The global freight and logistics industry has entered an era of disruptive innovation and disintermediation. New technologies, AI, regulatory frameworks and geopolitics threaten industry roles, business models and boundaries. Planning for these challenges and how to overcome them is a major key to business survival.
That’s where Smart Crossroads, a pivotal ecosystem that aligns Purdue’s extensive resources, meets the challenge. Together with founding member Wabash and leading industry partners, Smart Crossroads holds workshops inviting current and future partners that need to accelerate the formation of collaborations to respond to the coming innovation disruptions.
The collaborative process means Wabash has joined with Purdue University and transportation fleets, 3PLs (third-party logistics) companies, retail shippers, suppliers and pioneers in telematics, autonomous vehicles and more to ponder these far-reaching challenges. The group hopes to bring transparency to the total system overhaul required as the future of transportation and logistics in 2030 promises a landscape characterized by unprecedented efficiency, sustainability and innovation.
To bring today's technology-based solutions and resultant business change to life now takes the collective vision, understanding and capability of many to be successful."
Brent Yeagy
President and CEO of Wabash
Applying the technologies that belong to Industry 4.0, supply chain 4.0 — a term initially coined by supply chain professional Anne Wyss — will be tightly integrated, data-driven and optimized for speed and cost-effectiveness. Advanced technology and applications of AI will lead this transformation.
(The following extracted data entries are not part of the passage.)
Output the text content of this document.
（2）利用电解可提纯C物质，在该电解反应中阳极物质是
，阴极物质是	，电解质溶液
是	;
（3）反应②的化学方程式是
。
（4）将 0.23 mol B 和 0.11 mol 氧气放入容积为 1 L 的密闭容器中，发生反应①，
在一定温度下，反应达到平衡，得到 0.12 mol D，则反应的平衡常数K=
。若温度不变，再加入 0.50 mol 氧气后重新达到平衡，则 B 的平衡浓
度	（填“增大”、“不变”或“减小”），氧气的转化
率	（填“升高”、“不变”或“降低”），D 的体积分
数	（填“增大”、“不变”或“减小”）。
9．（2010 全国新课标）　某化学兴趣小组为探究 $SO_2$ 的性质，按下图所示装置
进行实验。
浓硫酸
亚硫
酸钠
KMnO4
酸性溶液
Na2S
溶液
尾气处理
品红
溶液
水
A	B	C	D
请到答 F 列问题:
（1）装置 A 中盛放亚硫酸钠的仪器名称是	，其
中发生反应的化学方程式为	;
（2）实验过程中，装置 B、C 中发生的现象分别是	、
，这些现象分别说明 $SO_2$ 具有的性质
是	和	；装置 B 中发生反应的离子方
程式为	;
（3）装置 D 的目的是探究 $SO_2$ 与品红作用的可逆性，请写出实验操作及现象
Grounded in powerful enabling technologies, dynamic talent development, existing industry collaborations and extensive research facilities, world-class faculty in the Purdue College of Engineering and the Daniels School of Business will guide this transformation.

Brent Yeagy, president and CEO of Wabash, understands the challenges of a rapidly changing freight and logistics industry. “The innovation game has accelerated far beyond what one or two partners can do together,” he said. “To bring today’s technology-based solutions and resultant business change to life now takes the collective vision, understanding and capability of many to be successful.”
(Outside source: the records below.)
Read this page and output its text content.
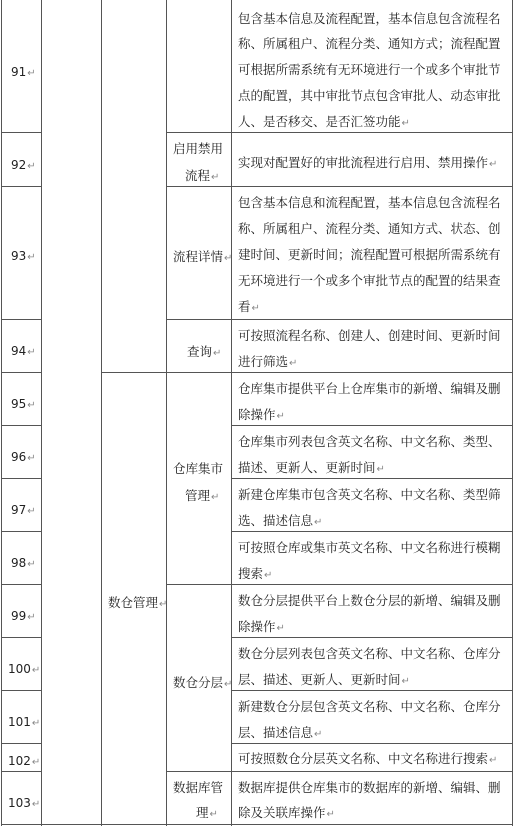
91↵
92↵
93↵
94↵
95↵
96↵
97↵
98↵
99↵
100↵
101↵
102↵
103↵
数仓管理↵
启用禁用
流程↵
流程详情↵
查询↵
仓库集市
管理↵
数仓分层↵
数据库管
理↵
包含基本信息及流程配置，基本信息包含流程名
称、所属租户、流程分类、通知方式；流程配置
可根据所需系统有无环境进行一个或多个审批节
点的配置，其中审批节点包含审批人、动态审批
人、是否移交、是否汇签功能↵
实现对配置好的审批流程进行启用、禁用操作↵
包含基本信息和流程配置，基本信息包含流程名
称、所属租户、流程分类、通知方式、状态、创
建时间、更新时间；流程配置可根据所需系统有
无环境进行一个或多个审批节点的配置的结果查
看↵
可按照流程名称、创建人、创建时间、更新时间
进行筛选↵
仓库集市提供平台上仓库集市的新增、编辑及删
除操作↵
仓库集市列表包含英文名称、中文名称、类型、
描述、更新人、更新时间↵
新建仓库集市包含英文名称、中文名称、类型筛
选、描述信息↵
可按照仓库或集市英文名称、中文名称进行模糊
搜索↵
数仓分层提供平台上数仓分层的新增、编辑及删
除操作↵
数仓分层列表包含英文名称、中文名称、仓库分
层、描述、更新人、更新时间↵
新建数仓分层包含英文名称、中文名称、仓库分
层、描述信息↵
可按照数仓分层英文名称、中文名称进行搜索↵
数据库提供仓库集市的数据库的新增、编辑、删
除及关联库操作↵
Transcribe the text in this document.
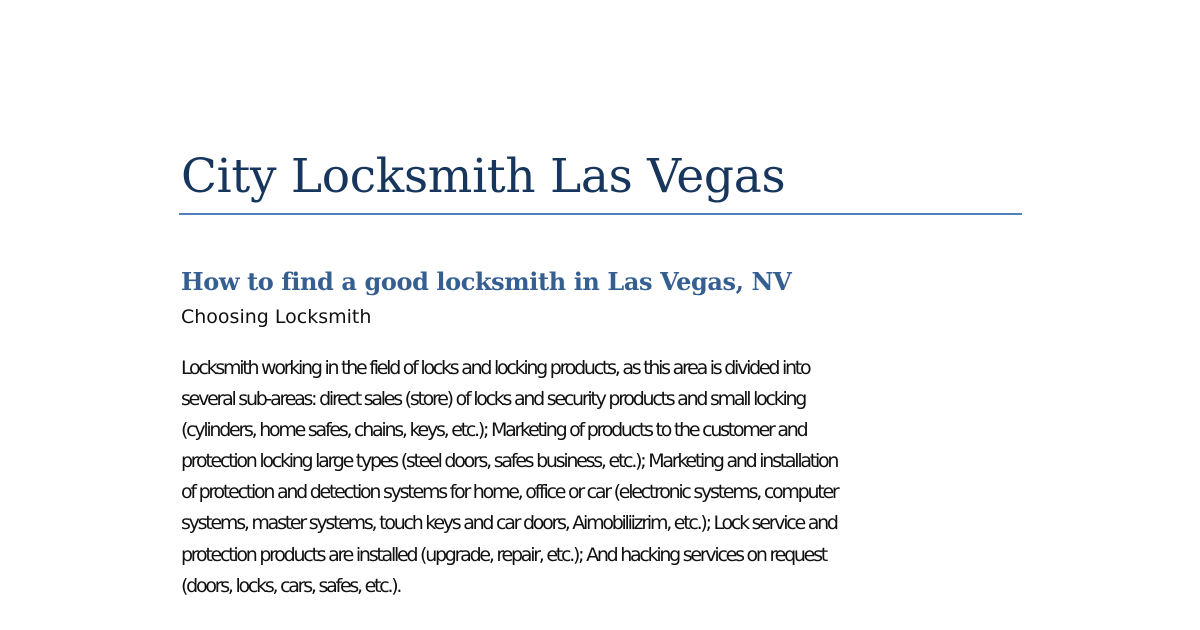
City Locksmith Las Vegas
How to find a good locksmith in Las Vegas, NV

Choosing Locksmith

Locksmith working in the field of locks and locking products, as this area is divided into
several sub-areas: direct sales (store) of locks and security products and small locking
(cylinders, home safes, chains, keys, etc.); Marketing of products to the customer and
protection locking large types (steel doors, safes business, etc.); Marketing and installation
of protection and detection systems for home, office or car (electronic systems, computer
systems, master systems, touch keys and car doors, Aimobiliizrim, etc.); Lock service and
protection products are installed (upgrade, repair, etc.); And hacking services on request
(doors, locks, cars, safes, etc.).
When Wabash recognized the need to assemble a broader coalition within the freight and logistics industry, it turned to Purdue. The innovative institution quickly became a partner, leveraging its high-quality engineers, top-notch business talent, world-class research centers, existing industry partnership and more.
One example of Purdue’s role in emerging technology that can play a transformative role is making it possible for electric tractor-trailers to wirelessly charge while driving on highways. “The ability to charge heavy duty trucks as they drive on interstates, a project that Purdue is involved in, if successful can completely change the underlying economic equation of freight and logistics,” said Arvind Raman, the John A. Edwardson Dean of the College of Engineering.
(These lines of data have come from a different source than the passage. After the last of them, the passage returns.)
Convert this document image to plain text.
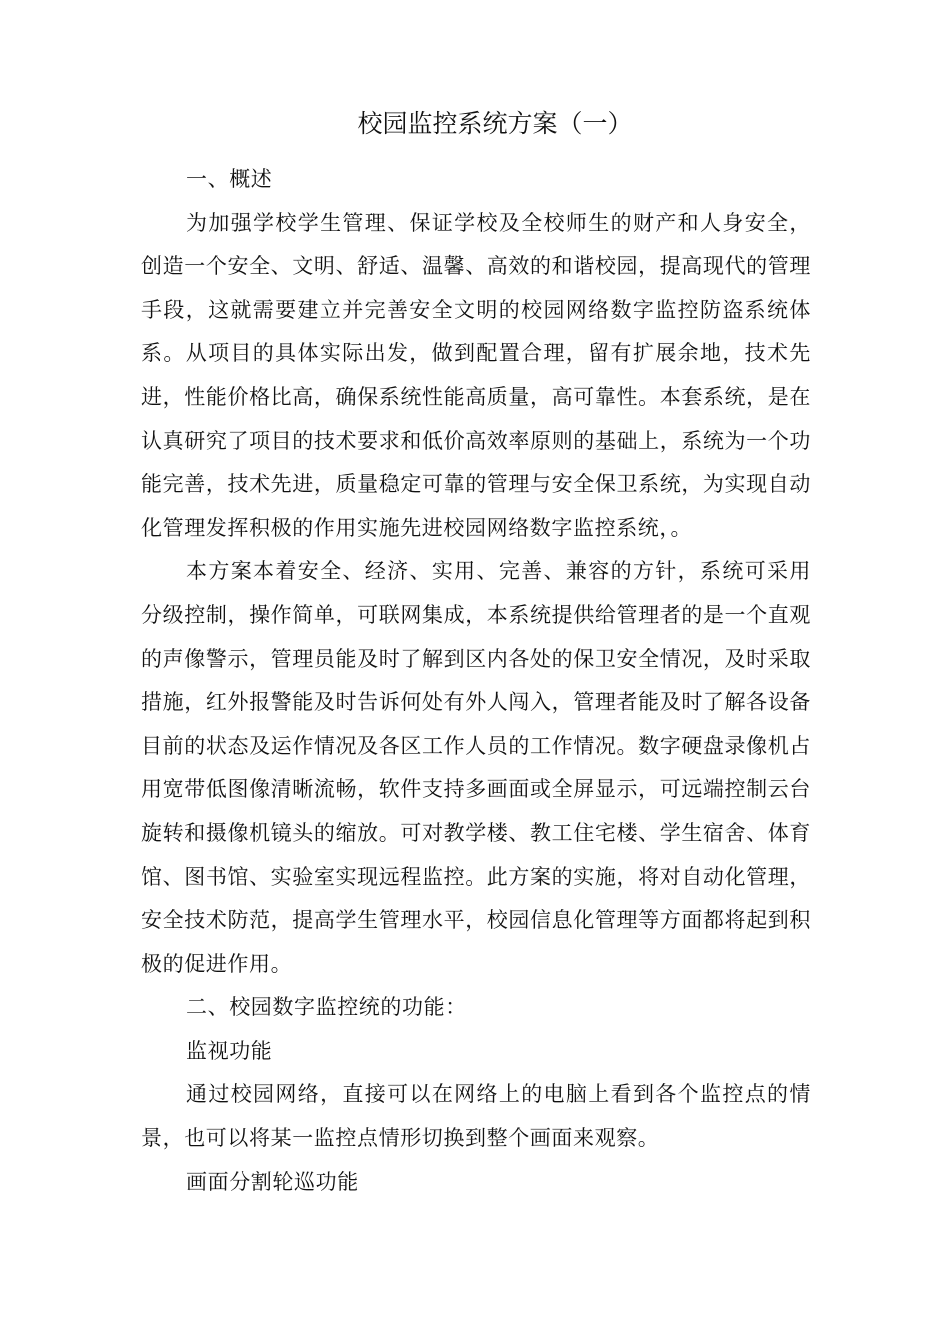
校园监控系统方案（一）

一、概述

为加强学校学生管理、保证学校及全校师生的财产和人身安全，创造一个安全、文明、舒适、温馨、高效的和谐校园，提高现代的管理手段，这就需要建立并完善安全文明的校园网络数字监控防盗系统体系。从项目的具体实际出发，做到配置合理，留有扩展余地，技术先进，性能价格比高，确保系统性能高质量，高可靠性。本套系统，是在认真研究了项目的技术要求和低价高效率原则的基础上，系统为一个功能完善，技术先进，质量稳定可靠的管理与安全保卫系统，为实现自动化管理发挥积极的作用实施先进校园网络数字监控系统，。

本方案本着安全、经济、实用、完善、兼容的方针，系统可采用分级控制，操作简单，可联网集成，本系统提供给管理者的是一个直观的声像警示，管理员能及时了解到区内各处的保卫安全情况，及时采取措施，红外报警能及时告诉何处有外人闯入，管理者能及时了解各设备目前的状态及运作情况及各区工作人员的工作情况。数字硬盘录像机占用宽带低图像清晰流畅，软件支持多画面或全屏显示，可远端控制云台旋转和摄像机镜头的缩放。可对教学楼、教工住宅楼、学生宿舍、体育馆、图书馆、实验室实现远程监控。此方案的实施，将对自动化管理，安全技术防范，提高学生管理水平，校园信息化管理等方面都将起到积极的促进作用。

二、校园数字监控统的功能：

监视功能

通过校园网络，直接可以在网络上的电脑上看到各个监控点的情景，也可以将某一监控点情形切换到整个画面来观察。

画面分割轮巡功能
“The whole concept of the Smart Crossroads workshops emerged from the understanding that we need to listen to industry,” said Greg Deason, senior vice president of Alliances and Placemaking at Purdue Research Foundation. “We need to explore what they see as weaknesses or threats, strengths or opportunities in the supply chain and logistics system that we could address through our collective capabilities.”
By bringing varied stakeholders together for discussion, Smart Crossroads hopes to become the umbrella under which the broader logistics ecosystem coalesces, promising that as participants engage in the progress, they’ll gain insight into industry-critical problems, potential solutions and — perhaps most enticingly in the short term — connect with other stakeholders who may not historically have had the chance to form a partnership.